Şimdi bir sorum var Kimin ağzından anlatmalıyım bölümleri? :D Cevap verirseniz sevinirim.
İyi okumalar! :)
''Her şey yolunda.'' Niall içine hiç bir şey koymadığı halde bu kadar ağır olmasından şikayet ettiği çantasını sıkıca kavradı, merdivenleri dikkatlice çıkmaya özen gösteriyordu, yanından ikişer üçer atlayan çocukları gördükçe mavi gömleğinin üstüne giydiği polar kazağının yakaları ensesini yakıyordu. Niall parmaklarını yakasında gezdirip rahatlamaya çalışsa da bugün olduğundan daha telaşlıydı. Evden çıkarken kendine söylediği yalanı tekrar edip duruyordu ''Her şey yolunda.'' Aslında hiç bir şey yolunda değildi, işte kendinden ve diğer herkesten sakladığı gerçek buydu. Geçen seneye göre yazın Krizleri artmış, panik atakları artık onu her yerde kovalar olmuştu. Gitmediği doktor veya Psikolog kalmamasına rağmen hala çözüm bulunamayan bir virüs gibi dolaşıyordu. Okulun üçüncü senesinde sınıfta krize girip bir kaç masa kırmayı planlamıyordu, belkide edebiyat hocası olan Bay Miguel'in gözlüklerini...
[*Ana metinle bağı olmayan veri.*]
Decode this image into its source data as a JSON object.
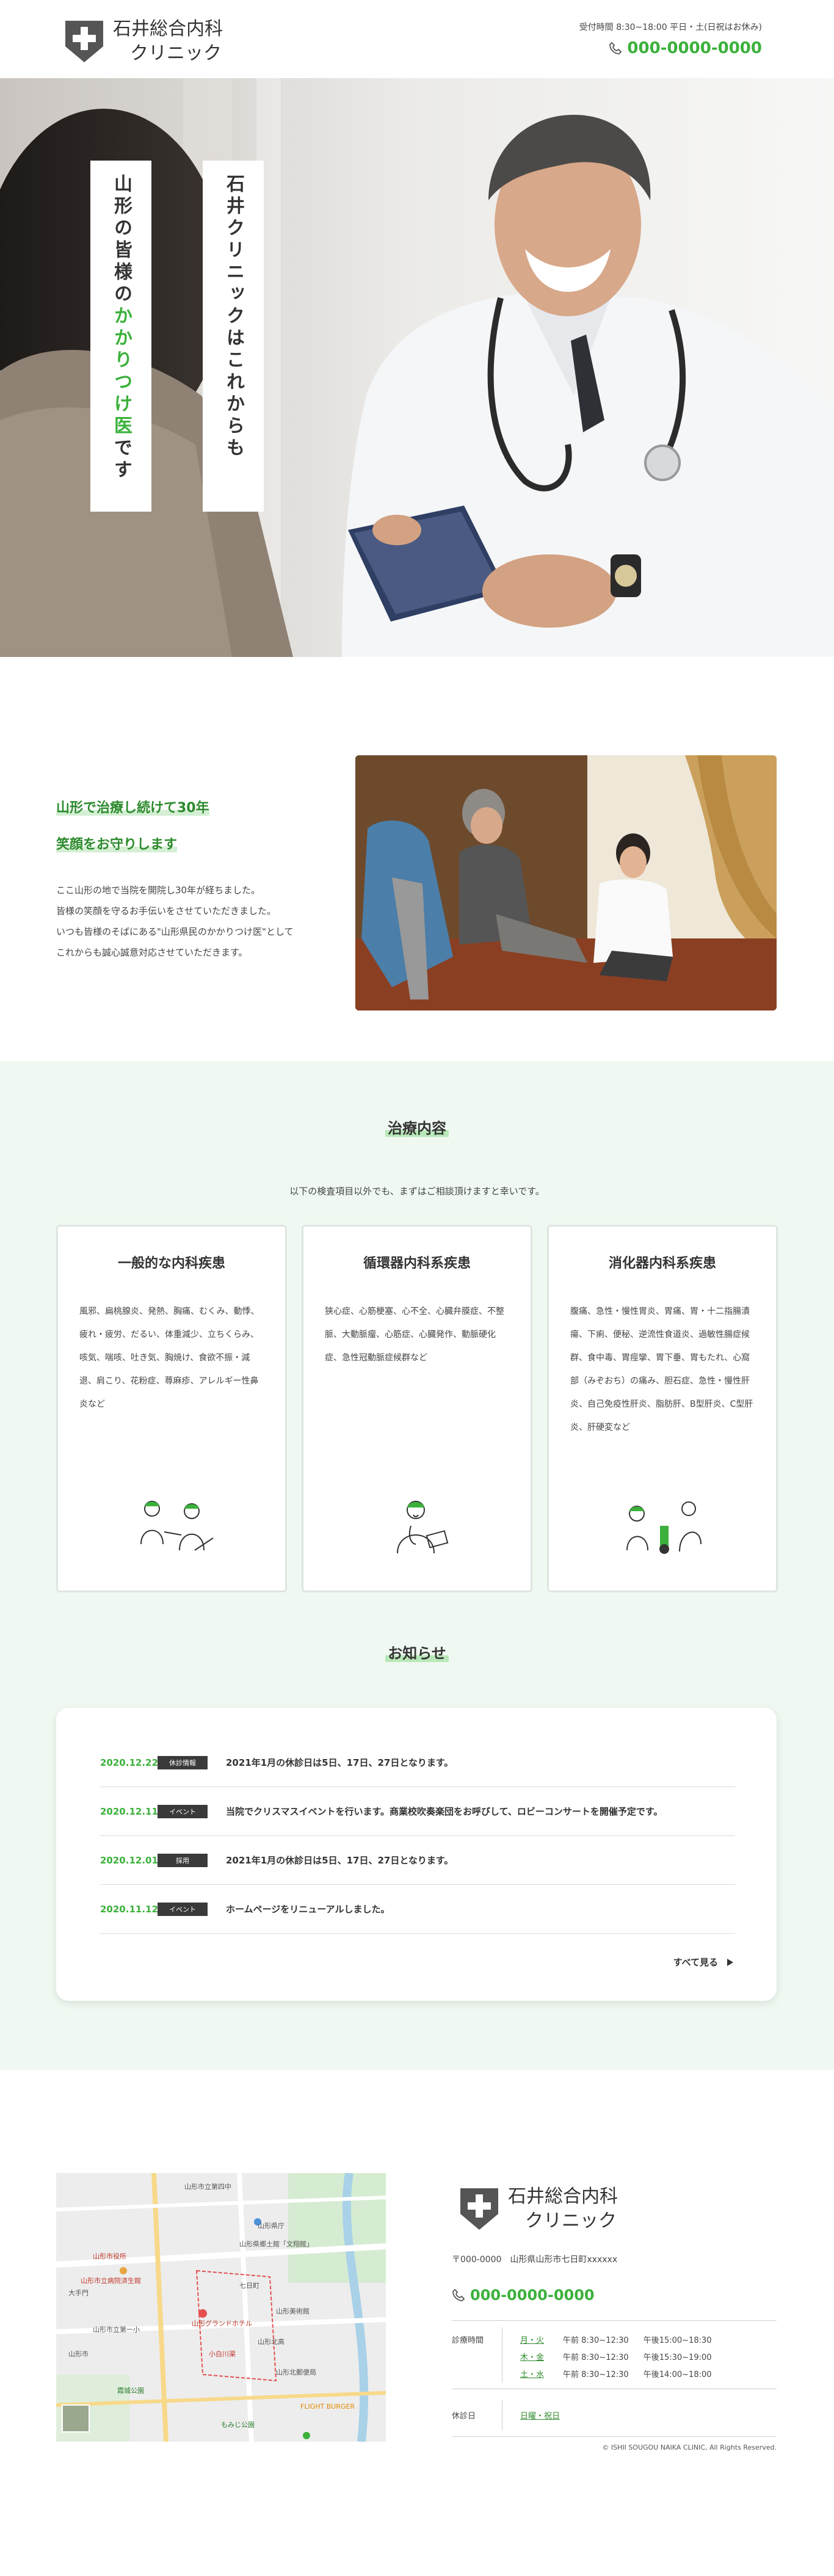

Ter dökerek çıktığı merdivenler uzun bir koridorda son bulduğunda merdivenlerin başından beri tuttuğu nefesi bir solukta verdi. Cebine sıkıştırdığı kağıtı açıp hangi dolabın numarasının onun olduğunu hatırlamaya çalışıyordu. K25O7. Gözlerini yere indirip kalabalık koridorda kimsenin onu fark etmemesini umarak hızlı adımlarla ilerliyordu hırkasının beyaz kapşonunu suratına kadar indirdiğinde içersinin ne kadar sıcak olduğunun şimdi farkına varıyordu. Sabah ettiği ağır pastırmalı kahvaltı sonucu ağzının koktuğunu düşünüp kot pantolonunun cebine eline attı, yedek nane şekerini aramaya koyuldu. Paketi çıkarmasıyla şekerlerin elinden yere saçılması bir olmuştu çünkü önüne bakmak için çok meşgul olduğundan birine çarpmıştı.
Gözleri yerdeki nane şekerlerine bakarken, öfkeli bir şekilde ensesinde nefes alan kişiye bakmaya yeltenmiyordu. ''Aptal.'' omzuna çarparak onu geçen kişinin aynı sınıfta oldukları halde hiç konuşmadıkları Harry olduğunu fark etmesi çok güç olmamıştı. Kaba biri olduğunu tüm okul biliyordu, ona bulaşmak istemeyeceğin türden biriydi belkide. Şimdi ona doğrultulan gözleri üstünde rahatsızca hissedebiliyordu Niall, çabuk hareketlerle dolabını bulup kilidini açtı. İçine çantasında ki gereksiz bulduğu kitapları atıp, ilk dersi olan Coğrafya sınıfına girdi.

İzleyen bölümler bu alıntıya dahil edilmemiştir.